GABA, benzodiazepine and serotonergic receptor development in the dorsal raphe nucleus: electrophysiological studies

Abstract

To assess potential differences in the functional responsiveness of GABAergic and serotonergic receptors during postnatal development, extracellular recordings were made in in-vitro midbrain slices containing the dorsal raphe nucleus (DRN). Pacemaker-like activity analogous to that observed in vivo was induced by superfusing the slices with 2.5 μM phenylephrine. GABA (0.001 M) and 5- HT (0.004 M) dissolved in 0.1 M NaCl were applied microiontophoretically for 1-min intervals using a range of iontophoretic currents. The current required to produce a 50% inhibition in firing was determined using logit and regression procedures. Iontophoretically applied picrotoxin, baclofen, and bicuculline were applied alone and in combination with GABA to characterize the neonatal GABA receptor site. The pharmacology of the GABA responses observed in early postnatal DRN neurons was that associated with the GABA A subtype. No significant changes in sensitivity to iontophoretically applied 5-HT or GABA were observed at any time during postnatal development.

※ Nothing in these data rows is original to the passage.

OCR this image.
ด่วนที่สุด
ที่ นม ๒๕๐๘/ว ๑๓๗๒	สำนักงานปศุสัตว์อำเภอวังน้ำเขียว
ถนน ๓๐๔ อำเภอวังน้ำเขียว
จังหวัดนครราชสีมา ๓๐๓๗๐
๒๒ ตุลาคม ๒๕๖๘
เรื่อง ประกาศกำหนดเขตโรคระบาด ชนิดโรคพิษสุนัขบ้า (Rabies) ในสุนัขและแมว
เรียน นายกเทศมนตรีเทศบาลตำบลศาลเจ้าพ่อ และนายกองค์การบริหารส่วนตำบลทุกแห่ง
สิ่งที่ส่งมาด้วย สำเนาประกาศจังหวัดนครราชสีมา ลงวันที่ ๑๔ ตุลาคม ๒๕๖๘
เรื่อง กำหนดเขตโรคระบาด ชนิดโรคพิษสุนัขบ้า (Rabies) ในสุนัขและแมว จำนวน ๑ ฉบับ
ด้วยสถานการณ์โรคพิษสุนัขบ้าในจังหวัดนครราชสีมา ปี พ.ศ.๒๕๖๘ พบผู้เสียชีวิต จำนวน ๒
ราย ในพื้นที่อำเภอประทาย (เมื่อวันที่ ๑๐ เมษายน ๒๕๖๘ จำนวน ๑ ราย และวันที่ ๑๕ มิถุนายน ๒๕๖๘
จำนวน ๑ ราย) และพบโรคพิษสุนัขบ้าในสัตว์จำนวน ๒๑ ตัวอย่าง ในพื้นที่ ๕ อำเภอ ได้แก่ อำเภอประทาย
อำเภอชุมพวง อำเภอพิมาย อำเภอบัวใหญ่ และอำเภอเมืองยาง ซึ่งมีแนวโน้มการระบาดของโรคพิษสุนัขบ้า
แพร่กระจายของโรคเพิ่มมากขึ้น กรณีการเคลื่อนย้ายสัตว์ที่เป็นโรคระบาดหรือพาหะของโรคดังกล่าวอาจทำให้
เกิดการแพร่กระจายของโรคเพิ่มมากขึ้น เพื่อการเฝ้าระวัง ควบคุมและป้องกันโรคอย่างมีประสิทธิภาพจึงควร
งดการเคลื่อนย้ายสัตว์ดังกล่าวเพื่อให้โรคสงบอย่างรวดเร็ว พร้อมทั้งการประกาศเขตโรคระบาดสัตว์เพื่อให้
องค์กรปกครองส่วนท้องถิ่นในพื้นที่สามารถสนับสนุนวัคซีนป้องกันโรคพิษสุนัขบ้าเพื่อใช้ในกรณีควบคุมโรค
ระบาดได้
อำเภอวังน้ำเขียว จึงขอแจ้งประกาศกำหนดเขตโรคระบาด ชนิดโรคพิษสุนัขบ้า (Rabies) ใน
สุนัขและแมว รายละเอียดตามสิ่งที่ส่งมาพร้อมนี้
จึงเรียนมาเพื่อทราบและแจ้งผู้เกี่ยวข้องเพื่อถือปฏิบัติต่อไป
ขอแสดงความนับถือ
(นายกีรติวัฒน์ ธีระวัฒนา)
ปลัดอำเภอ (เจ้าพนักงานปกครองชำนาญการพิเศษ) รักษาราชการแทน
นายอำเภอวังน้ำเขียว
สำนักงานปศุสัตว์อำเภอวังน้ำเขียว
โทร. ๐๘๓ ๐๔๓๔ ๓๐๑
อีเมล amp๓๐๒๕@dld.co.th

The application of the benzodiazepine, clonazepam, in the perfusion fluid at doses between 10 −8 and 10 −7 potentiated the inhibitory effects of GABA in the slices, but produced no consistent inhibitory effect by itself. The increased potentiation of GABA's effects by benzodiazepine was greatest in neonatal animals. This finding is consistent with previous literature showing enhanced coupling of the GABA-benzodiazepine complex at early postnatal ages.